Je ne restai pas pour en entendre davantage, et je me dirigeai vers la pièce triangulaire, d’un pas si précipité et en même temps si tremblant que, quand j’arrivai, mon agitation me permit à peine de trouver la serrure. Je m’arrêtai un moment pour me remettre, persuadé que, dès que j’ouvrirais la porte, ma sœur se précipiterait dans mes bras. J’ouvris, — un silence de mort régnait dans l’appartement, comme si un des corps qu’on y déposait autrefois attendait l’instant d’être transporté à sa dernière demeure. Ma sœur était sur la causeuse, incapable de se lever par suite de son état de faiblesse et d’agitation. Je n’essaierai pas de décrire ce que j’éprouvai à sa vue ; j’étais préparé à la trouver changée ; mais non pas à lui voir déjà, comme je le sentis à l’instant, un pied dans le tombeau !
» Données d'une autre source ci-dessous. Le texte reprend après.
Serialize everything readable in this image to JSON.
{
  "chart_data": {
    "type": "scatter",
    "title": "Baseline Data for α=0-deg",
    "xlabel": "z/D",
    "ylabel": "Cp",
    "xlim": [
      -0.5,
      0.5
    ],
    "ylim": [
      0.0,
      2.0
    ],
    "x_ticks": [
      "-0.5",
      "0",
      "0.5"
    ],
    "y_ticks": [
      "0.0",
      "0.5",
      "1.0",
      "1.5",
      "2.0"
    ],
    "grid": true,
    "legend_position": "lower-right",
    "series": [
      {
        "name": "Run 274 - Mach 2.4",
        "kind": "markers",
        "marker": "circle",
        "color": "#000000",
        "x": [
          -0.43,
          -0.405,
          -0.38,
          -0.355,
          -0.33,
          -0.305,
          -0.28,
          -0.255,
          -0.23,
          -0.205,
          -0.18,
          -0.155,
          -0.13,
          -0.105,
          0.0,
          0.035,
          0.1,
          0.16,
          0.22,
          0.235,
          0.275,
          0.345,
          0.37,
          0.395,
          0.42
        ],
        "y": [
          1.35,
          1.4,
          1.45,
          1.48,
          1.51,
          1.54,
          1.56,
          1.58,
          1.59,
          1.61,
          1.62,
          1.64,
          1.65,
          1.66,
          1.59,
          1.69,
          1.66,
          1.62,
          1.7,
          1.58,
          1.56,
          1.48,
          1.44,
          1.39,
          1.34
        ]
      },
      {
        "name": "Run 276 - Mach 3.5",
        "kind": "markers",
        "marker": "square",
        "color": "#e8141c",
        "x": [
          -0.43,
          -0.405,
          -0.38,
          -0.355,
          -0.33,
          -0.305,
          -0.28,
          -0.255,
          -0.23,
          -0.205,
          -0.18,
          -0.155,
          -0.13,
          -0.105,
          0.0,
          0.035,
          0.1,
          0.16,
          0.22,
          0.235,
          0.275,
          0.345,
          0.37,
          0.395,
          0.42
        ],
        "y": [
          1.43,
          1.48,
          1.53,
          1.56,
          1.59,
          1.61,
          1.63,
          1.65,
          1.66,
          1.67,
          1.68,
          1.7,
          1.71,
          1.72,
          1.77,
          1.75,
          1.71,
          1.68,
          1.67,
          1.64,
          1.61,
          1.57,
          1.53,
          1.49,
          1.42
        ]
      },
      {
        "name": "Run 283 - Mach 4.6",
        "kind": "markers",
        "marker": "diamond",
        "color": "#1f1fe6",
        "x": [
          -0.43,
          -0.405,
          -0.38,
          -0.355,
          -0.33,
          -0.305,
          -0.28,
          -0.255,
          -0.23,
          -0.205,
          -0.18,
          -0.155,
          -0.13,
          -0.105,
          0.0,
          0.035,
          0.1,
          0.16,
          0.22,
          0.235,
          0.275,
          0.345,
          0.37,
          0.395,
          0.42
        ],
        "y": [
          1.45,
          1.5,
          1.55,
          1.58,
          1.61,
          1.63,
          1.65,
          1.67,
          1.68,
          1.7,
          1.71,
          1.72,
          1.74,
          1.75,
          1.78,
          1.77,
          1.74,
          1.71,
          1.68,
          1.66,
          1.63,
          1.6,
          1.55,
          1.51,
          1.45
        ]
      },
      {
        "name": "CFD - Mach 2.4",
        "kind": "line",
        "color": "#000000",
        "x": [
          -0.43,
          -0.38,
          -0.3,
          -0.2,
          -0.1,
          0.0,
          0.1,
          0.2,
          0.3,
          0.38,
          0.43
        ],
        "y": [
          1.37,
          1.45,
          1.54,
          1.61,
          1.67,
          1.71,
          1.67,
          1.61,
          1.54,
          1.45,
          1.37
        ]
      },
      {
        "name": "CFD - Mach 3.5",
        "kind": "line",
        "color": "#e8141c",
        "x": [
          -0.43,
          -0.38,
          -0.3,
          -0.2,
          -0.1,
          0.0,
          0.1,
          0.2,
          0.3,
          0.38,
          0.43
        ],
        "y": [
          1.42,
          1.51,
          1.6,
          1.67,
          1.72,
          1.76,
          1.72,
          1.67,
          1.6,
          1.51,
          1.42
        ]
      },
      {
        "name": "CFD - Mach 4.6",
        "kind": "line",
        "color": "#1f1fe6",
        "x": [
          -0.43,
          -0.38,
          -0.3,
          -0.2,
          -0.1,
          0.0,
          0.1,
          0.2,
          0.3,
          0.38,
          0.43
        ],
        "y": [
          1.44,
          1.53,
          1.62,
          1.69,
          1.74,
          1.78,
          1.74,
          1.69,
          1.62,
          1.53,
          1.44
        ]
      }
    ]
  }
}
Grace étendit les bras, je m’y précipitai, et je m’assis auprès d’elle, la prenant contre mon cœur avec la tendresse d’une mère qui embrasse son enfant. Nous restâmes ainsi pendant plus de cinq minutes sans nous parler, confondant ensemble nos larmes et nos sanglots.

— Que Dieu est bon, mon frère, dit-elle enfin ! vous m’êtes rendu à temps. Je tremblais que vous n’arrivassiez trop tard.